To get into grad school you need to write a personal statement and a statement of purpose.

I looked for programs that didn't require GRE. The last time I took the GRE I bombed big time. I Atomic bombed to the point where I left the testing site in tears.

I would rather write for ten hours instead of studying for a test that I don't fucking care about. I suppose this is where my strengths begin and end.

I have to write a manuscript; a non fiction prose. As I begin to type my mean insecurity takes over me. There are people that enjoy my writing, but I'm not sure if it's worthy of a prestigious MFA program. I still have to google certain words because I don't know how to spell them. Does Columbia have to know this?

As I begin to type I can't breathe because I hate everything that I am typing. Perhaps I hate it because I am typing a memoir. I'm trying to make it funny, but it's actually very painful.

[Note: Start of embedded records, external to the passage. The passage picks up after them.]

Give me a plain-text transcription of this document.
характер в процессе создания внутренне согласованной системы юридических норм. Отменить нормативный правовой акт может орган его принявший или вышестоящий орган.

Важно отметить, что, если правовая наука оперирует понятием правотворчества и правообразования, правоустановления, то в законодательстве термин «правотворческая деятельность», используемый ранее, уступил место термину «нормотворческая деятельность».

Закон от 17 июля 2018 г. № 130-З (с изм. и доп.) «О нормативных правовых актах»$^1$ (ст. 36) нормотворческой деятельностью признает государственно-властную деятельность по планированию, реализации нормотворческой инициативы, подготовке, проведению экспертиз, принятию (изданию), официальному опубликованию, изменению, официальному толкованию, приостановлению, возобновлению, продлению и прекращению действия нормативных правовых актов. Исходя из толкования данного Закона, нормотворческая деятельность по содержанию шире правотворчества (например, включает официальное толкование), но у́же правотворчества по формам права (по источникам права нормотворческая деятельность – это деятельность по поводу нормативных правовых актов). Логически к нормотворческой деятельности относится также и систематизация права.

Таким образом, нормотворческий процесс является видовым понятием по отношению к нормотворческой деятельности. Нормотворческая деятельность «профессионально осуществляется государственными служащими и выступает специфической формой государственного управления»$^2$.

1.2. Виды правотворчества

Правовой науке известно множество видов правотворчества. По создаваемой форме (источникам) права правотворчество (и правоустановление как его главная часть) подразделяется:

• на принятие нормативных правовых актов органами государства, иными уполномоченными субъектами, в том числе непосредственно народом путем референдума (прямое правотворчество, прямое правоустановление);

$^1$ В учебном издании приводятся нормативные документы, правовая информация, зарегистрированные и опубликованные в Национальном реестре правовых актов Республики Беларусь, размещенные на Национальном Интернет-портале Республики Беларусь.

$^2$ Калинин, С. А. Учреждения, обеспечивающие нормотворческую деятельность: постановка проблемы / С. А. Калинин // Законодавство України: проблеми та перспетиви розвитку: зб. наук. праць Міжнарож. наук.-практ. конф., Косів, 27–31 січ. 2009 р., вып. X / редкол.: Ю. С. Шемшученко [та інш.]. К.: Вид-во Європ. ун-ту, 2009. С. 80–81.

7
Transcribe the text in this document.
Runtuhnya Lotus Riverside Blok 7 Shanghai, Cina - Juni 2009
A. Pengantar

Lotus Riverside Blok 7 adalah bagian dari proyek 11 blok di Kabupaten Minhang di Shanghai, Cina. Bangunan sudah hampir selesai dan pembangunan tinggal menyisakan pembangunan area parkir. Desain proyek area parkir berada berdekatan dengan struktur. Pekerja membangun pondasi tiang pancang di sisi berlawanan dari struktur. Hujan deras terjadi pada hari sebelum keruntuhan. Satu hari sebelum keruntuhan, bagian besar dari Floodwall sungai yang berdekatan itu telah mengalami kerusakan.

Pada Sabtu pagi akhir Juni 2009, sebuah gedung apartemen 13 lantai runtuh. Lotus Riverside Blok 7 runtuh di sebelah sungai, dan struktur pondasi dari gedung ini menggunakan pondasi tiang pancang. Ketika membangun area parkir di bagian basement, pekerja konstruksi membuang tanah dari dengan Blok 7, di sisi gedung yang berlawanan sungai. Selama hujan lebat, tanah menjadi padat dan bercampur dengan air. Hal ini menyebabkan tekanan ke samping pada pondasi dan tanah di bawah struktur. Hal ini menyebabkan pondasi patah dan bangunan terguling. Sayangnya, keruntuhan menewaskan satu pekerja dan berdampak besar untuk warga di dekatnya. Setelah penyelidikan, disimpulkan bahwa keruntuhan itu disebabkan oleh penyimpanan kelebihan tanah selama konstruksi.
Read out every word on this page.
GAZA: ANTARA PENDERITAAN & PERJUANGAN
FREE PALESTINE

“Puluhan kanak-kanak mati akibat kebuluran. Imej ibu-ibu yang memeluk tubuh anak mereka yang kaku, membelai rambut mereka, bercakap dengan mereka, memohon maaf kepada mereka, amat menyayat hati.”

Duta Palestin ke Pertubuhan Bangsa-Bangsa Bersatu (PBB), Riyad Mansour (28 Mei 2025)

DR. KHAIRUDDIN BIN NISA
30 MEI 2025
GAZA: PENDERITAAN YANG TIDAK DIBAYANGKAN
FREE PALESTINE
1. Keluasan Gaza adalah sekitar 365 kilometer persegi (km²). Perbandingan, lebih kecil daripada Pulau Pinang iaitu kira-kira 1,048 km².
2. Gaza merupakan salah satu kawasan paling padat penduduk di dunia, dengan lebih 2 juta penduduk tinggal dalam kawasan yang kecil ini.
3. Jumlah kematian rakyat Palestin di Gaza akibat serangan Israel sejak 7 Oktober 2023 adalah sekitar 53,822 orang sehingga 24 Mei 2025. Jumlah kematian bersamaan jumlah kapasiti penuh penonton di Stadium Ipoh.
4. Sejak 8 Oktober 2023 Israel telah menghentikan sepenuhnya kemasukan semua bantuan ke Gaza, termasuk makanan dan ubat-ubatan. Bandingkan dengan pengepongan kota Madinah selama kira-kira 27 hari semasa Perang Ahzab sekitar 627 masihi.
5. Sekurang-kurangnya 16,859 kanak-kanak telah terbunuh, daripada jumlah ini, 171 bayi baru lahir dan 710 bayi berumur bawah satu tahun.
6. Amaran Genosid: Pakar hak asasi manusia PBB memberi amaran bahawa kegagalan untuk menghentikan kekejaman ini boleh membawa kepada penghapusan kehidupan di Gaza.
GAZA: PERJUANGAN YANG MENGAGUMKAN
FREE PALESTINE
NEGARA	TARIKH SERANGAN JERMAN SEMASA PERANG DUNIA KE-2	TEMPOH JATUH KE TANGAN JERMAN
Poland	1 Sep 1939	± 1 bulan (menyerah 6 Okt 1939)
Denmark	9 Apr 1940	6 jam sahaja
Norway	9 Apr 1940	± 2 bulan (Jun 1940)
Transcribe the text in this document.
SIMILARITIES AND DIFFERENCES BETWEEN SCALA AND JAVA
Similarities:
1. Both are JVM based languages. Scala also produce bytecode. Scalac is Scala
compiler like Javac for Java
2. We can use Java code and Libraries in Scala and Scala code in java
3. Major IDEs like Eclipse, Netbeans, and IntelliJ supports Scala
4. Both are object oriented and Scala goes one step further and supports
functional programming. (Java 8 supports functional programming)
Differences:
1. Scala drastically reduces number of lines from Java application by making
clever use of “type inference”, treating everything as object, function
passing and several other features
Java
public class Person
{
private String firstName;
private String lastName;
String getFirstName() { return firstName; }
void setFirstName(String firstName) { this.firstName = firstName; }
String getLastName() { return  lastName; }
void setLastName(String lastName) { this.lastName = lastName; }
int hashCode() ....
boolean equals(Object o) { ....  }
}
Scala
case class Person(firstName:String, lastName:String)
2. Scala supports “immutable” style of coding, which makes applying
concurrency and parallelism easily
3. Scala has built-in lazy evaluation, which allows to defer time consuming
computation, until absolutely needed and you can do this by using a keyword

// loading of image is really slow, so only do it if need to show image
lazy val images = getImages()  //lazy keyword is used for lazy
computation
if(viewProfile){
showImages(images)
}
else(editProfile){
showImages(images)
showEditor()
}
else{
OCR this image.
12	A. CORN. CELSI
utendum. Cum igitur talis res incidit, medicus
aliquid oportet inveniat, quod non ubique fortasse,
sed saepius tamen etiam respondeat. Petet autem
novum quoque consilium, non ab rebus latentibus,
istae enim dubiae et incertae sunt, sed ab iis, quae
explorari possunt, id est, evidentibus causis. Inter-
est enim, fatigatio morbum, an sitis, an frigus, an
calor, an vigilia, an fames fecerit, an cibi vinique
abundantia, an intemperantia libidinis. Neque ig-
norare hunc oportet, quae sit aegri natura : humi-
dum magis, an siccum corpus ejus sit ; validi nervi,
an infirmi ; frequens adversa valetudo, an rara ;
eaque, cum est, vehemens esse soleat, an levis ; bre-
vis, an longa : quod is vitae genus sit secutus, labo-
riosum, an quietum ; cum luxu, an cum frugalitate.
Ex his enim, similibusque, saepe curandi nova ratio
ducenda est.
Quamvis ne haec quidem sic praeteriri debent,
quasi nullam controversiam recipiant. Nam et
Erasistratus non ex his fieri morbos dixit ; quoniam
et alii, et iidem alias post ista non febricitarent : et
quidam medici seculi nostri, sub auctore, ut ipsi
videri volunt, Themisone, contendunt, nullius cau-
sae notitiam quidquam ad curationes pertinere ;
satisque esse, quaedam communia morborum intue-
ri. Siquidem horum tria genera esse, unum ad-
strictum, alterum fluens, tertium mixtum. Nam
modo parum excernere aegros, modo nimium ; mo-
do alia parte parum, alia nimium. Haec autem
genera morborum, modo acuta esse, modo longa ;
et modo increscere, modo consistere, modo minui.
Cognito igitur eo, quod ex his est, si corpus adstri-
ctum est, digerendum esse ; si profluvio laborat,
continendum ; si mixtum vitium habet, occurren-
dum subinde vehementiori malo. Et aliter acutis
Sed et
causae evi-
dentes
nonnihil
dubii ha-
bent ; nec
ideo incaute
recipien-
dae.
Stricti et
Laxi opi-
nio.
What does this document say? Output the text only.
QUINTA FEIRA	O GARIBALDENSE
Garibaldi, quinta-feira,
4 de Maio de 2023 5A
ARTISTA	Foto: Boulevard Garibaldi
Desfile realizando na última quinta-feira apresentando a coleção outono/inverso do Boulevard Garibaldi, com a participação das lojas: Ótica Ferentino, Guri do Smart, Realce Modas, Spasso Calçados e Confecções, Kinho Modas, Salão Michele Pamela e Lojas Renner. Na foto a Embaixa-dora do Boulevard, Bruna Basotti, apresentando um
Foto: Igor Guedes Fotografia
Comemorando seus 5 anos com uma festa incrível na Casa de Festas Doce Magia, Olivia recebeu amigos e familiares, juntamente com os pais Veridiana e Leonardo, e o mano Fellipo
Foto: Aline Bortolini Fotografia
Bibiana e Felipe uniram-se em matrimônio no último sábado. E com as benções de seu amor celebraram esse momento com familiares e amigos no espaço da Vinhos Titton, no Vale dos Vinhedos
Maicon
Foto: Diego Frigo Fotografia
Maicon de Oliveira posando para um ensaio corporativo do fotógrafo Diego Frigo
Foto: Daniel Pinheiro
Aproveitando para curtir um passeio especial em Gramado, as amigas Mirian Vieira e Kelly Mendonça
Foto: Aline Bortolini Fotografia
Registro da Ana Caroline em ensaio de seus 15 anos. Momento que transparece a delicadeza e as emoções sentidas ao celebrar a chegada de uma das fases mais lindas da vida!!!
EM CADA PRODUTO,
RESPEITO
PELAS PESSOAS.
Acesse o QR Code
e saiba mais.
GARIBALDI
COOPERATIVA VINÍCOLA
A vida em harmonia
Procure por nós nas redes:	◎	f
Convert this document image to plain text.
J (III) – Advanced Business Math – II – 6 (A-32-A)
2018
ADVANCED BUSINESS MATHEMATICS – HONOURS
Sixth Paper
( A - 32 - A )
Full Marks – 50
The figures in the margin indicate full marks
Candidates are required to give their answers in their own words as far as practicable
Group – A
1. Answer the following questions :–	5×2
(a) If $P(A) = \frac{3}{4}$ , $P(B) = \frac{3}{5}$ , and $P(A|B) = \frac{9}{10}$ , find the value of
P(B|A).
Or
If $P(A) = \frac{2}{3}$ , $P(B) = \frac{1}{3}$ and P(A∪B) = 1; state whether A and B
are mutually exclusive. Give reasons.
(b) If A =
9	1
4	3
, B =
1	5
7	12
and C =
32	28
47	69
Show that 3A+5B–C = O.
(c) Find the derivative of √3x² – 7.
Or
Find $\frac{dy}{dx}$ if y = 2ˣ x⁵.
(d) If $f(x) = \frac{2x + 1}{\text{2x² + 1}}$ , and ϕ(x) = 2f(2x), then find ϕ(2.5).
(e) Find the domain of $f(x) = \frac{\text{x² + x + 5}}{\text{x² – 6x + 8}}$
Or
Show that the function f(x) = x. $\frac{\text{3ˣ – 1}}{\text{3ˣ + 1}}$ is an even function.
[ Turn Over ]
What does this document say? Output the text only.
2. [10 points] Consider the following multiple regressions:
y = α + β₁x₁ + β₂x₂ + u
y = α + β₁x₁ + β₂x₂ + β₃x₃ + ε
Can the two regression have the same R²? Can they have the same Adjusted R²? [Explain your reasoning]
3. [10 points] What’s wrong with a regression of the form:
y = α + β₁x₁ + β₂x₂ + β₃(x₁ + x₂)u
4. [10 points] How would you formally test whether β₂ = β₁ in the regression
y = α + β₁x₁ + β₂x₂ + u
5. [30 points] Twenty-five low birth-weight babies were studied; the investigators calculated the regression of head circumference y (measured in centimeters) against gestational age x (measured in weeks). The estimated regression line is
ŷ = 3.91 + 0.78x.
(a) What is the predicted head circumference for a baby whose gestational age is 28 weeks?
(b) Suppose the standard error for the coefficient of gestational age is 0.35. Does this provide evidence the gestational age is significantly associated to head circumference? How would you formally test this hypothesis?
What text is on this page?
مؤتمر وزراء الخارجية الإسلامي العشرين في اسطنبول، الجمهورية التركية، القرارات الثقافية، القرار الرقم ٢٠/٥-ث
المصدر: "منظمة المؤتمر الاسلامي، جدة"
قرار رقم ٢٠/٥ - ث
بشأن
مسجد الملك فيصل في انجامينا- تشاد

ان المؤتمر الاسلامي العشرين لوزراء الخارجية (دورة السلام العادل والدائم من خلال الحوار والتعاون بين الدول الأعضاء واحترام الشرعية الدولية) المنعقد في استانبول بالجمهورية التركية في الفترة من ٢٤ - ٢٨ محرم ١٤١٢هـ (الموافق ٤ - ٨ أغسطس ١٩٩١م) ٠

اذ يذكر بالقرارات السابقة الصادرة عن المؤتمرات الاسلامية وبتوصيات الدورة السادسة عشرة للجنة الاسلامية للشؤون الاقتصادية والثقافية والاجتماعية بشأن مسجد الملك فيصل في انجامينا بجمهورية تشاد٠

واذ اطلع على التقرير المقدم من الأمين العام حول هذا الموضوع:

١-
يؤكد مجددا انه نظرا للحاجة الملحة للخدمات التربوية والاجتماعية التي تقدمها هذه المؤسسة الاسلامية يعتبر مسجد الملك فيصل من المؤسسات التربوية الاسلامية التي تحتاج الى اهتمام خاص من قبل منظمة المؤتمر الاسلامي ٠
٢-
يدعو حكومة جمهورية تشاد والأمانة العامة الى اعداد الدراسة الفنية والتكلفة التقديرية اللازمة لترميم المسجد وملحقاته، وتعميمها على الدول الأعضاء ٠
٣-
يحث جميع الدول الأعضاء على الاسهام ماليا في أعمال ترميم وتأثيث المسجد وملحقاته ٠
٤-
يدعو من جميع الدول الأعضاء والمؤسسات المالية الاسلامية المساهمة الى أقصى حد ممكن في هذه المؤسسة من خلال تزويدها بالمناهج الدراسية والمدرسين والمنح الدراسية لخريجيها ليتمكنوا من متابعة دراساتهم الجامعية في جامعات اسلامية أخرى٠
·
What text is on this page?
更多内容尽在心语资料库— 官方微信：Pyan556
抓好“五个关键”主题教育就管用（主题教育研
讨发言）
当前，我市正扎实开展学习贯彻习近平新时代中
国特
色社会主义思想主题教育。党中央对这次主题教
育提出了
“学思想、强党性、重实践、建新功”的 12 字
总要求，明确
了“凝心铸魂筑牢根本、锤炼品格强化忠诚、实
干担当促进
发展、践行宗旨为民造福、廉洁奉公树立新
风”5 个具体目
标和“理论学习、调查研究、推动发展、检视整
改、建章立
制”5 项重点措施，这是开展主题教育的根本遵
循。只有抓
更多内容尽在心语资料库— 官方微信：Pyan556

I resent the fact that I have to revisit these moments, but if they manage to get me into grad school I will thank my lucky stars that they happened.

I've always wanted to write a book, and my goal was to write one by the time I turned 30. I entered college with the hopes of gaining a writing career out of it, but there were other things that distracted me. Aside from winning an awesome dance competition, writing is my dream. I need to keep doing this and not be discouraged.

No boys or facebooking. Light blogging is allowed. I need to get my brain working and ready to write. It's like a warm up mile before a race.

Chug Chug CHOO CHOO bootch.

1 comments:

lexi920 said...

So also add to your list:
NO AMERICA'S BEST DANCE CREW tryouts either!

You said it - it sucks to revisit a painful memory in the name creative work. But it happened for a reason so we can rise above it and share our stories with others so they too can learn or laugh at our misfortune.

I'm proud of you BOOTCHY BOO! You can do it - see you helped influenced me too!